Евгений Головин, как и полагается Деве первой декады, умел почти все. А если и не очень умел — то мог создать впечатление, что умеет. Между его занятиями наблюдалась гармоническая связь. Пение оттачивало его слух в словесности, слух в словесности обострял слух музыкальный. Эссеистика, требующая комплексного, гармонического подхода, стояла на страже. Головин, оставаясь гениальным поэтом, искал новые формы бытования стиха в мире, где стих скомпрометирован почти полностью. Прекрасное занятие для Девы — сделать то, что в принципе невозможно. Его эссе можно считать большими стихотворениями или средневековыми маленькими поэмами. Они в такой же степени явление поэзии, как и эссеистики. Это явление в наши плотные миры единой словесной музыки, и замечательно, что такая музыка есть и можно ее слушать.
Труды Евгения Головина особенно важны в наше время — когда имена делаются из ничего, а для появления имени нужен тот, кто оплатит его. Не люблю конспирологию, но туда заносит очень часто — видимо, это у всех. Можно было бы что-то сказать о переделе культурного пространства, но лучше снова перечитать «Дегуманизацию» Головина. Небольшая эта работа может показаться наивной — но акценты там расставлены довольно точно. Айсберг Головина плывет по тепловатому от тления морю нашего времени и таять не собирается.
Приложение
Евгений Головин
Поэзия, алхимия, мифомания
Материалы семинаров по проблемам религиоведения и традиционализма Центра Консервативных Исследований при социологическом факультете МГУ им. М. В. Ломоносова
Весенний семестр, 2011 Семинар № 4
А. Г. Дугин
Д. пол. н., директор Центра Консервативных Исследований при социологическом факультете, зав. кафедрой Социологии международных отношений социологического факультета МГУ
Евгений Головин: интеллектуальная топика (тезисы)
Часть 1. Искусство чтения
1. Определение места фигуре Евгения Головина представляет собой серьезную научную проблему. Существует ряд деятелей в мировой культуре (философии, искусстве, науке), которые выпадают из всех существующих номенклатур.

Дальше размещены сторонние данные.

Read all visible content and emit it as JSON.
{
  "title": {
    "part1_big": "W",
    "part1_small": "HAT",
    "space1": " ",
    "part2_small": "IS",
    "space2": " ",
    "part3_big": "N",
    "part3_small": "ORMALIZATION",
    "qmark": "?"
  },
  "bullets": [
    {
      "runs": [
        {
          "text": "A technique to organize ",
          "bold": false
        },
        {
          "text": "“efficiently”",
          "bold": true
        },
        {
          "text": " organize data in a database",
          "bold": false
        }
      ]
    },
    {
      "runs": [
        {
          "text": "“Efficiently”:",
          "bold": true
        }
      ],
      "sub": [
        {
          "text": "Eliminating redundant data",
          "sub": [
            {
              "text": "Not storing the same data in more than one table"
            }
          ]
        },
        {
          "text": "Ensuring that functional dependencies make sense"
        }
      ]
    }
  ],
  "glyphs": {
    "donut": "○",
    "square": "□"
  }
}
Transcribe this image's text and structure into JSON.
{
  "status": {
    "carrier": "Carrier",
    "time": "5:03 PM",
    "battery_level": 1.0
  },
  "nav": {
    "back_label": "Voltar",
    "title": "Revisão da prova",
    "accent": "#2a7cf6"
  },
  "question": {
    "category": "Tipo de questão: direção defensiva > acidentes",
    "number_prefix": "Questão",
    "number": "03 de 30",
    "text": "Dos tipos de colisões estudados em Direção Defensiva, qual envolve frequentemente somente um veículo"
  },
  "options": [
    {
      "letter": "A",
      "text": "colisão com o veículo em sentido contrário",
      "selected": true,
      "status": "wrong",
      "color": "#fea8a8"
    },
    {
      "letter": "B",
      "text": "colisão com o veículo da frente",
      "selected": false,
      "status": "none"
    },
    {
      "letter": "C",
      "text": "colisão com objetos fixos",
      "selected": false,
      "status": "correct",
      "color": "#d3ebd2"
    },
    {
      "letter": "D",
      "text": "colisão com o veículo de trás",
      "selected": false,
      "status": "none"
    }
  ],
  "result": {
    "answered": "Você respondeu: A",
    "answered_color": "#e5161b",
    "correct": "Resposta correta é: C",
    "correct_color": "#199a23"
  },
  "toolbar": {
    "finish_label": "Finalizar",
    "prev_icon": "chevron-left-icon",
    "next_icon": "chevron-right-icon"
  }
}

Головин относится именно к ним: это человек без профессии, без конкретной сферы специализации, человек, вмещающий движение по бесчисленному числу направлений, распускавшийся, подобно цветку, одновременно во все стороны бытия.
2. К какой области его отнести: к поэзии, философии, культурологии, переводческому искусству, эзотеризму? Однажды в отношении одного выдающегося лица Головин предложил термин «парлёр» —
3. В качестве пропедевтики стоит рассказать о том, как Головин читал. Это было настоящее искусство. Во-первых, он всегда читал книги на оригинальном языке. Во-вторых, он практически никогда не читал книгу одну, саму по себе. Если Головин открывал книгу какого-либо автора, то можно было сразу же сказать, что он прочтет все произведения этого автора, изучит их до мельчайшей детали. В-третьих, он тщательно знакомился с контекстом, в котором автор писал, — т. е. стремился прочитать все возможное об этом авторе и о среде; таким образом, он читал и то, что писали вокруг этого автора, люди, так или иначе имевшие к нему отношение (из того же круга, критики, референтные персоны и т. д.). В-четвертых, он реконструировал на этом основании общую суть послания, переводя его в свой контекст, — и именно эту, обработанную долгим размышлением и чтением мысль других писателей и философов он мог кратко, особым поэтическим жестом рассказать другим (когда было настроение). В-пятых, он всегда искал в тексте «тайное», «сокрытое», то неявное, что пробуждало его интерес, в очень тонком режиме — тогда, когда он вглядывался в текст несколько зажмурившись, как бы лениво, полусонно, давая возможность своей гениальной интуиции проникать в строки, подобно тому как вода обнимает сразу весь сложный рельеф обтекаемой ею поверхности; отсюда он мог вынести такие нюансы, которые, можно сказать, в самом тексте вообще не содержались (вспомним его интерпретацию повестей Жюля Верна и Эдгара По, подробно описанную в книге «Приближение к Снежной Королеве»).
4. Именно чтение — такое глубокое, фундаментальное чтение — лежало в основе и его «рассказов», и его переводов, и его текстов (при том что собственно тексты в его жизни были далеко не самым главным — он свободно мог ничего не писать и большого значения написанным работам сам никогда не придавал).